Ikhwah wa
Akhwat fiddin rahimakumullah....
Dunia dakwah dan jihad, pada
setiap penggalan zaman, selalu saja menampilkan sosok-sosok agung. Mereka
menjadi bintang-bintang dalam lembar-lembar sejarah kehidupan manusia. Karena mereka
berhasil mengemban dan menunaikan misi penyelamatan (inqadz) umat
manusia dari kehancuran dan kesengsaraan. Tanpa usaha mereka -dan sebelum itu,
tanpa pertolongan dari Allah- tidak
mungkin cahaya Islam menerangi umat manusia yang hidup pada zaman ini, di
seluruh irisan bumi.
Namun di
sudut lain, ada pula realitas yang tidak boleh luput dari
kesadaran kita. Ini boleh jadi merupakan sisi buram dan sangat tidak indah
untuk dikenang. Sebagaimana halnya di atas pentas dakwah banyak para mujahid
da’wah -meminjam isitilah KH. Isa Anshari- maka di pentas yang sama, tidak
sedikit para pengkhianat dakwah, benalu dakwah, atau orang-orang yang hanya
terikat dengan ikatan yang amat ringkih dengan da’wah. Ikatan yang tidak mampu
mempertahankan dirinya di medan dakwah saat terjadi hempasan gelombang ujian.

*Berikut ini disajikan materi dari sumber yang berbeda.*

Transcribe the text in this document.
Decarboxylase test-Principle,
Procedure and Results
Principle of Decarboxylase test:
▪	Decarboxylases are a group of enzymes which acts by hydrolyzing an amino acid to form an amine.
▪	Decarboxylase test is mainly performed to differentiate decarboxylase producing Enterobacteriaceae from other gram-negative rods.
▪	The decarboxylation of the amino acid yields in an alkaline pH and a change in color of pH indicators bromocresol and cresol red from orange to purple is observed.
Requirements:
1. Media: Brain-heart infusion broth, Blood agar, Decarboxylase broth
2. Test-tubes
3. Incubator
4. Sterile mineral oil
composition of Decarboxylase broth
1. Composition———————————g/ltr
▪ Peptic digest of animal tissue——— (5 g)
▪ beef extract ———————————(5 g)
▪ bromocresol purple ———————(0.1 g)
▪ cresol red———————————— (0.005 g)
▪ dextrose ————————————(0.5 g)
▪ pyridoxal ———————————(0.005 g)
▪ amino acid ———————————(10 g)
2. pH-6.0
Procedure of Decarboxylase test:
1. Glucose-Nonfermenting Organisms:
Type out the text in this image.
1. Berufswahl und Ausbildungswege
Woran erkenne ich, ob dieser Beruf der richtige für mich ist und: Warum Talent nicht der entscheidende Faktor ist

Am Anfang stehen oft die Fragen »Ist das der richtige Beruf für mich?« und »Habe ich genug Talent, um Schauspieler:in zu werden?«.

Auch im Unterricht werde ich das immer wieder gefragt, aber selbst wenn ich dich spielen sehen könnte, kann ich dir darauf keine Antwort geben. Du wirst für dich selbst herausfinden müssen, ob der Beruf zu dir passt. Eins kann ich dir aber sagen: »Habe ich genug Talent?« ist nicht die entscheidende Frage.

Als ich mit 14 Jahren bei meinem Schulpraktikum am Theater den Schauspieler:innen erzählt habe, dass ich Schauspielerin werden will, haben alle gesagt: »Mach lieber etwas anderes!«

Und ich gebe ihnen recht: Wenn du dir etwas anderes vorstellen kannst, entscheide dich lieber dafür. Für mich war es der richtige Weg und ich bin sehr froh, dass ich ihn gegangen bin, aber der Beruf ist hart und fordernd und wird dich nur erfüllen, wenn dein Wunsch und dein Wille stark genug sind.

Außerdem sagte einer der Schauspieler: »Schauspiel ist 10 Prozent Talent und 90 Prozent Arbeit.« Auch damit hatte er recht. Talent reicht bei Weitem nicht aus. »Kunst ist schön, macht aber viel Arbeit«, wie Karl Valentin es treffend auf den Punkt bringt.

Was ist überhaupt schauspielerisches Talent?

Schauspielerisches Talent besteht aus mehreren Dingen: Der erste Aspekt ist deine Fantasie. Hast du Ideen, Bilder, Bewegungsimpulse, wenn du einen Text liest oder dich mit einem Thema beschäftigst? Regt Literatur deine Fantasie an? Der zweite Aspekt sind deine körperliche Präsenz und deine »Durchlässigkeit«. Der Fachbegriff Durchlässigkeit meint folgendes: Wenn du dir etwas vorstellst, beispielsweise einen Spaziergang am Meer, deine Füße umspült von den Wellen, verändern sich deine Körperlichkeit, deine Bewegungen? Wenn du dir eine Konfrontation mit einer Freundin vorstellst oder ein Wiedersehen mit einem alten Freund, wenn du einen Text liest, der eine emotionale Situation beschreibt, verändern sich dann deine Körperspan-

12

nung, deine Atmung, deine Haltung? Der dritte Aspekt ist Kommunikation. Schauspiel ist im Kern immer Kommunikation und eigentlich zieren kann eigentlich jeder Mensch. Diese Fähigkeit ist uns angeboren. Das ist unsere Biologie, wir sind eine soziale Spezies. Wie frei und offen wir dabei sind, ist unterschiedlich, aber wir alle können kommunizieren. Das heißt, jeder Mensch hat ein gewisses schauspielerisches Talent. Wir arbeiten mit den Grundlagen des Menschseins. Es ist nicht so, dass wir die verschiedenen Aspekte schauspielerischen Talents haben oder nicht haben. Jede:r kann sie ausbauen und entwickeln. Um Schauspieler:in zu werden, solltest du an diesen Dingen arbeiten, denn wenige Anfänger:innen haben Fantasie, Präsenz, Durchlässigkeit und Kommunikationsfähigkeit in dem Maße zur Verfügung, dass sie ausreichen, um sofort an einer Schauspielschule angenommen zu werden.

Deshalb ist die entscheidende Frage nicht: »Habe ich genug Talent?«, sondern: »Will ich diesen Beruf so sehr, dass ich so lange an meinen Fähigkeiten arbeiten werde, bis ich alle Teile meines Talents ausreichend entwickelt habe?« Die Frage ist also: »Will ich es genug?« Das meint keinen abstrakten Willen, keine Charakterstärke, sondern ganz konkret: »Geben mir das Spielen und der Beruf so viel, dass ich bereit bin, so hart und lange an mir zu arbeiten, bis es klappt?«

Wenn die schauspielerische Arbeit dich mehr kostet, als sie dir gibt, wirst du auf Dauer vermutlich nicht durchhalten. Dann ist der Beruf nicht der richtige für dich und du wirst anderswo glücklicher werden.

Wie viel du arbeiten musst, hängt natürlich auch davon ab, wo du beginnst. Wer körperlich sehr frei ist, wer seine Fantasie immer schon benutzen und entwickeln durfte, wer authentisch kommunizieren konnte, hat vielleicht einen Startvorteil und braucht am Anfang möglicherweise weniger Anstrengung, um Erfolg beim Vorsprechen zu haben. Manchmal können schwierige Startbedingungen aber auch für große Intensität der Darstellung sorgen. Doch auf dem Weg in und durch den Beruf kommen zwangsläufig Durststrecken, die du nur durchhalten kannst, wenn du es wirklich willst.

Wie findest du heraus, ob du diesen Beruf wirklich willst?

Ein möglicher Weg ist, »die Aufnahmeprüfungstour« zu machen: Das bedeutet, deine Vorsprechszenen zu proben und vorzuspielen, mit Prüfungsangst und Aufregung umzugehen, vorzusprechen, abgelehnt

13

Atau bahkan tak mampu menjadikannya sabar barang sesaat ketika ada sepoi-sepoi
godaan dunia.
Saudara-saudaraku di jalan
dakwah....
Orang-orang munafik adalah
pengkhianat dakwah terbesar. Al-quran berbicara banyak tentang ciri-ciri dan karakter
mereka. Dan kaum Muslimin di masa Rasulullah saw. mendapat ujian amat berat
dengan kehadiran orang yang bermuka dua itu. Mereka tidak mau disebut kafir
(QS. 2:8). Namun, pernyataan-pernyataan mereka sering menyakitkan kaum Muslimin
bahkan Rasulullah saw. (QS. 9: 61). Mereka malah senang kalau umat Islam
dilanda kekacauan dan perpecahan (QS. 9: 47-48). Alih-alih memperkuat barisan
kaum Muslimin, mereka malah berkoalisi, mendukung, dan membela musuh-musuh
Islam (QS. 58: 14).
Orang pragmatis (baca:
munafiq) pasti senantiasa ada sepanjang masa dan selama dakwah haq terus
berjalan. Ada lagi fenomena yang lebih ringan dari itu. Disebut lebih ringan,
karena tidak sampai pada tingkat nifaq yang hakikatnya kafir. Fenomena
yang dimaksudkan adalah lemahnya ikatan batin dengan dakwah. Mereka tetap
Muslim dan tidak sampai menghalangi-halangi dakwah. Namun, dakwah tidak lagi
menjadi bagian dari hidupnya. Antara dirinya dengan dakwah bisa dicerai oleh
hal sepele saja.
Inilah yang oleh para pakar dakwah disebut futur (keloyoan)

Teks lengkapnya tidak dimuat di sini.